Machine Learning Engineer
Macromoltek designs antibodies against difficult targets that are intractable for conventional discovery technologies. We have built proprietary algorithms that combine structural biology and machine learning, as well as a system to quickly validate these designs experimentally.
Skills: Python, TensorFlow, Deep Learning
As a Machine Learning Engineer, you will be a part of an interdisciplinary software engineer team dedicated to the continuous growth, development, and improvement of our ML & AI capabilities towards antibody design. You will be directly contributing to creating and implementing new intuitive ML models to biological macromolecules, bringing the latest tools & theory, creating frameworks, running experiments, performing data analysis, and integrating new architectural designs into our design pipeline. This position reports to and is supervised by our Chief Technology Officer.

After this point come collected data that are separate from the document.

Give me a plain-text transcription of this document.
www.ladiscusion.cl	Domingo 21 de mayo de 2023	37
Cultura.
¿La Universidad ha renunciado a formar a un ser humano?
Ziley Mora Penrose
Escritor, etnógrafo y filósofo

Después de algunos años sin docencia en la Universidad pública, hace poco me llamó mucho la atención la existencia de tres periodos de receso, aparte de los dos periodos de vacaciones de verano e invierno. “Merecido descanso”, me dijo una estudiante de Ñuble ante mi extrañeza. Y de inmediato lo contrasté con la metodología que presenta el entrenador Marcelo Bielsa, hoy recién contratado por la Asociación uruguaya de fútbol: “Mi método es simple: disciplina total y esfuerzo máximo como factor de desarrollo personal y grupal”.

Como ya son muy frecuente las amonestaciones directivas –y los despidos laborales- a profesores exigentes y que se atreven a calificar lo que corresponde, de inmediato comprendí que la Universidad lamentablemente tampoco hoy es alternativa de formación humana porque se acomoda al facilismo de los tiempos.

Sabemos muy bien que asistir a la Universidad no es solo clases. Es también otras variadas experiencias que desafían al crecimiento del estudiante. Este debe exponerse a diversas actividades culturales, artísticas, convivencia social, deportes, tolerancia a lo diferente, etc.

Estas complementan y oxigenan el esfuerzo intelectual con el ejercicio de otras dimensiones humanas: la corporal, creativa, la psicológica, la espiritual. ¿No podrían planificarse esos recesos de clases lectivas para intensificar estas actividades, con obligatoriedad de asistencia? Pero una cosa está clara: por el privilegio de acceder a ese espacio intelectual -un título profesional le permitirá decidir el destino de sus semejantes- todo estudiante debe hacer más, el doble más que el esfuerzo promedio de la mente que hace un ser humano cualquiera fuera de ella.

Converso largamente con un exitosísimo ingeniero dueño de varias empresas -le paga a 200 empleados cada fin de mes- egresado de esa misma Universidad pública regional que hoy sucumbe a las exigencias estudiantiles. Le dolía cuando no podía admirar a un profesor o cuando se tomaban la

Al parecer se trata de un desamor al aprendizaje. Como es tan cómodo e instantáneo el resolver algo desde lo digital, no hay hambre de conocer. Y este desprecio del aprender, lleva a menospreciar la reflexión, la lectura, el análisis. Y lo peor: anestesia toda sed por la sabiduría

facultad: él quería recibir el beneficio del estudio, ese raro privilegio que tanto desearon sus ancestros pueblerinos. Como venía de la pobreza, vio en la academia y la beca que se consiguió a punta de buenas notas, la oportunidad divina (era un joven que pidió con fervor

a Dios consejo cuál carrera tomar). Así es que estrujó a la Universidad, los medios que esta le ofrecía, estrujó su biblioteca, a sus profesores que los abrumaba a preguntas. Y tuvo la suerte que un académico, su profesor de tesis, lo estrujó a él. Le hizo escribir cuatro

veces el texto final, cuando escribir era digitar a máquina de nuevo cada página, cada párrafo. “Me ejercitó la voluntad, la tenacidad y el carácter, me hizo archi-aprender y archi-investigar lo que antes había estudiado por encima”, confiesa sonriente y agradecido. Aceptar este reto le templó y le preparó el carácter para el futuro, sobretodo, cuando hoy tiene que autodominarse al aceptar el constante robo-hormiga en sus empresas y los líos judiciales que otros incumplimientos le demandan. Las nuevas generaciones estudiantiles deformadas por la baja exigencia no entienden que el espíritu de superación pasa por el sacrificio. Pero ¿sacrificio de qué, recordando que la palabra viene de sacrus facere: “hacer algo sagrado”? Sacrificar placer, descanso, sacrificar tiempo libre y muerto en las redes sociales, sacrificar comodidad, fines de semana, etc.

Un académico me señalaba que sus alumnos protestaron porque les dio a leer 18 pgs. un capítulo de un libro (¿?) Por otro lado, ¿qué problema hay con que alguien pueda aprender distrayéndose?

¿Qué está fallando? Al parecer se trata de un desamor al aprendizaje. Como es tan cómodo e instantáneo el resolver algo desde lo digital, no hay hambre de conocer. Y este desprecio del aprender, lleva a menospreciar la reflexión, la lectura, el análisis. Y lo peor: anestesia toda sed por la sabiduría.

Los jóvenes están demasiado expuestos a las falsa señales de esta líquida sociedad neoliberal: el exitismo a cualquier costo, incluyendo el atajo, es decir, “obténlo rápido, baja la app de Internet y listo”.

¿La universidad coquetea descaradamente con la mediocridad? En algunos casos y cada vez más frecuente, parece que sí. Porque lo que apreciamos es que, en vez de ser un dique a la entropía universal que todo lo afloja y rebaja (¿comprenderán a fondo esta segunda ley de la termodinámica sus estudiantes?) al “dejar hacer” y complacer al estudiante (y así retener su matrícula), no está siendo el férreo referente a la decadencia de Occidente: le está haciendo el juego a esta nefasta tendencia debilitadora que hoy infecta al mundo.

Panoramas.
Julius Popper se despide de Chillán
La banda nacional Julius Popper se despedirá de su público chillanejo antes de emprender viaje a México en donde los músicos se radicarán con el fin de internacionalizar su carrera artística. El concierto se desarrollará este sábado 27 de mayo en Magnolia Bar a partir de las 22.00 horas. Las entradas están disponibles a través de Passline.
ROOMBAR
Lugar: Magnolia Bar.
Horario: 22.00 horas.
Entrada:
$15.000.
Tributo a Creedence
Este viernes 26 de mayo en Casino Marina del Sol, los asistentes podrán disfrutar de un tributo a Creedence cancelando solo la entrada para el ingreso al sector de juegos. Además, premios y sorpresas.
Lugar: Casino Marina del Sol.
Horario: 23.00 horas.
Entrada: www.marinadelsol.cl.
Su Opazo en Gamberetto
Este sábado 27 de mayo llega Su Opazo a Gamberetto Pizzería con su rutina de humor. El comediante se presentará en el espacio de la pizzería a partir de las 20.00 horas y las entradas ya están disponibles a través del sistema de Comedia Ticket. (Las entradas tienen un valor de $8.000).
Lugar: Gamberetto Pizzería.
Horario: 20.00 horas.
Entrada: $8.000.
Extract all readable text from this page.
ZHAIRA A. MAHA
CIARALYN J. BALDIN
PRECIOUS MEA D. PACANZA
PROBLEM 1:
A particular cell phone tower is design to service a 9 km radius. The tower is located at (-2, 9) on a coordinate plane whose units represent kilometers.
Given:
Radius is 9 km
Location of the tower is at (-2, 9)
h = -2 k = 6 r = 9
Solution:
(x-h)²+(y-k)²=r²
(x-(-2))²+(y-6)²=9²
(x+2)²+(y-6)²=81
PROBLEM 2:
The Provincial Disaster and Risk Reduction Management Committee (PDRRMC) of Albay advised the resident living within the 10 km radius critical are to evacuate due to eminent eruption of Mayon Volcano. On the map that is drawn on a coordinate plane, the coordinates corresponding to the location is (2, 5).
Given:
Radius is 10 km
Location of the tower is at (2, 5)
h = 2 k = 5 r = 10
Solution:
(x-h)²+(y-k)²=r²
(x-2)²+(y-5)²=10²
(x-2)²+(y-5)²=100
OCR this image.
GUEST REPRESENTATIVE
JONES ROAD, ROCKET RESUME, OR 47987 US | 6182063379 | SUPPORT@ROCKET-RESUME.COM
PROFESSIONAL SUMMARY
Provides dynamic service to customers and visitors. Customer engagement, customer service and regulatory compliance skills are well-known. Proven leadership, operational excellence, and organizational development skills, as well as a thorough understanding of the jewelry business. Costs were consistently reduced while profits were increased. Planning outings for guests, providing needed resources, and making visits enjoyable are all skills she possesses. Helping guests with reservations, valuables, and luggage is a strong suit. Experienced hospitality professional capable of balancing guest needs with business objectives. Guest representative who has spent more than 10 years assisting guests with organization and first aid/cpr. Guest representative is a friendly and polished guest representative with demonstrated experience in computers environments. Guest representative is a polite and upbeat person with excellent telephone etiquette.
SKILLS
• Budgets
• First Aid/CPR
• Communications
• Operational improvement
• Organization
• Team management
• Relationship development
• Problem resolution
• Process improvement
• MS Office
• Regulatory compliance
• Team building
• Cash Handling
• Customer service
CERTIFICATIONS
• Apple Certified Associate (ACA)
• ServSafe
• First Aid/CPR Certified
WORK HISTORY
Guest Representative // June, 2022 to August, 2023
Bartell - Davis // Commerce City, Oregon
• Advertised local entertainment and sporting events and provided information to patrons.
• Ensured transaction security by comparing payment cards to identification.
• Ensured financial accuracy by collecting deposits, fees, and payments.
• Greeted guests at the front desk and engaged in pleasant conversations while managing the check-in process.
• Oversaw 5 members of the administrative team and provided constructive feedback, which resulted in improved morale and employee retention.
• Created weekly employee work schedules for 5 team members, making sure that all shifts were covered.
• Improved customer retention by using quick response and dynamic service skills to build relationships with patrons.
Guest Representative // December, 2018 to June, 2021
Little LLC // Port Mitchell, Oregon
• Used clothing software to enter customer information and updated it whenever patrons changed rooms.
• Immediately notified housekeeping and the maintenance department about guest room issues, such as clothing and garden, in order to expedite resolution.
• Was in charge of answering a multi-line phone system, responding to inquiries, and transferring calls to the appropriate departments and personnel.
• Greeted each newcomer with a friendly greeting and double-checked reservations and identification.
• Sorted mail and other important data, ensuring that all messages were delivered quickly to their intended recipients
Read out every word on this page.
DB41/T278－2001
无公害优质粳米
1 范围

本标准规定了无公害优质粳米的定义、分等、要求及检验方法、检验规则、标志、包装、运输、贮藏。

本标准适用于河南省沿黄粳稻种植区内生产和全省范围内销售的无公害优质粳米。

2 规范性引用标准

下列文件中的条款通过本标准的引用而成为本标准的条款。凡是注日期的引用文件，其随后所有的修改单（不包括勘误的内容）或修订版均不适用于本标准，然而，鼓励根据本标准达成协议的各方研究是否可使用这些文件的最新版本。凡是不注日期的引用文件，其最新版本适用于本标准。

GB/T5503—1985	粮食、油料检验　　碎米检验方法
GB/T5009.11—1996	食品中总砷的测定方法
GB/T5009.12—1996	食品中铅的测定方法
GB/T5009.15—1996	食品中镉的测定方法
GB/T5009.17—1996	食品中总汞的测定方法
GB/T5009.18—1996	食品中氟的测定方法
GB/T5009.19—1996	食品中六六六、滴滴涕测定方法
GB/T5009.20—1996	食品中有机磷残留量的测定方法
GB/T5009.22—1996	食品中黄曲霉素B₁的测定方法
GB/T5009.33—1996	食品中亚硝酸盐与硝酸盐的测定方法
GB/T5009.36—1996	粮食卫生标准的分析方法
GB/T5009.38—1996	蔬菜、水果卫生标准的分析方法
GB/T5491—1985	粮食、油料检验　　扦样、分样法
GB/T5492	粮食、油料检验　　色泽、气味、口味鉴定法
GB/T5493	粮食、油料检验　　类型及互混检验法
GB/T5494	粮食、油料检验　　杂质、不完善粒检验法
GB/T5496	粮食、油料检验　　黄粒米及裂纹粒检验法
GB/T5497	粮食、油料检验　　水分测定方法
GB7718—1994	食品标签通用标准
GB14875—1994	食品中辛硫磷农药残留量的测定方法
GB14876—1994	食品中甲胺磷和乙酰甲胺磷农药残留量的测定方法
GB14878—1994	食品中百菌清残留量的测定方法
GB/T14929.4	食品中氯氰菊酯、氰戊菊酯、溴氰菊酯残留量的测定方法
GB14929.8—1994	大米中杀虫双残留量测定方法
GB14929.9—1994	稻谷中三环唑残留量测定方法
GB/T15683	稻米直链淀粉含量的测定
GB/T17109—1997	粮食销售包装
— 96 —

Responsibilities and Duties:
- Develop AI/ML/DL models and algorithms to apply to biological macromolecule problems
- Expand and improve existing machine learning frameworks and tools
- Data analysis and anomaly detection
- Integration of ML tools into design pipeline
- Research novel Machine learning techniques and theory
- Provide subject matter expertise and guidance to the company
- Work collaboratively with biology experts to identify and drive innovative solutions
- Communicate results and techniques to management
- Draft, edit and review publication quality documents for scientific journals and grant submissions
Qualifications and Skills:
- Demonstrated problem solving and critical thinking ability
- Confirmed ability to handle multiple projects with strict deadlines
- Able to work well with diverse roles such as biologists and biochemists
- In-depth knowledge of machine learning algorithms and their applications
- Practical experience with and theoretical understanding of algorithms for classification, regression, clustering, and anomaly detection
- Ability to implement data science pipelines and applications
- Ability to comprehend and debug complex systems integrations spanning toolchains and teams
- Creativity to engineer novel features and signals, and to push beyond current tools and approaches
- Skills not required but preferred: Familiarity with Linux, experience with multiprocessing/large computer clusters.
We would love to hear from you if:
- You thrive in a collaborative environment.
- You are a creative problem solver that believes in teamwork to tackle challenging scientific problems.
- You take pride in being a self-motivated person and fast learner in order to meet goals under tight project timelines.
- You think critically, are curious, and are motivated to explore and develop new technologies.
- You are excited to apply your ML experience to drive therapeutic antibody development.
We have built out our structural biology and ML platforms in-house and use a combination of python and C-based tech stack.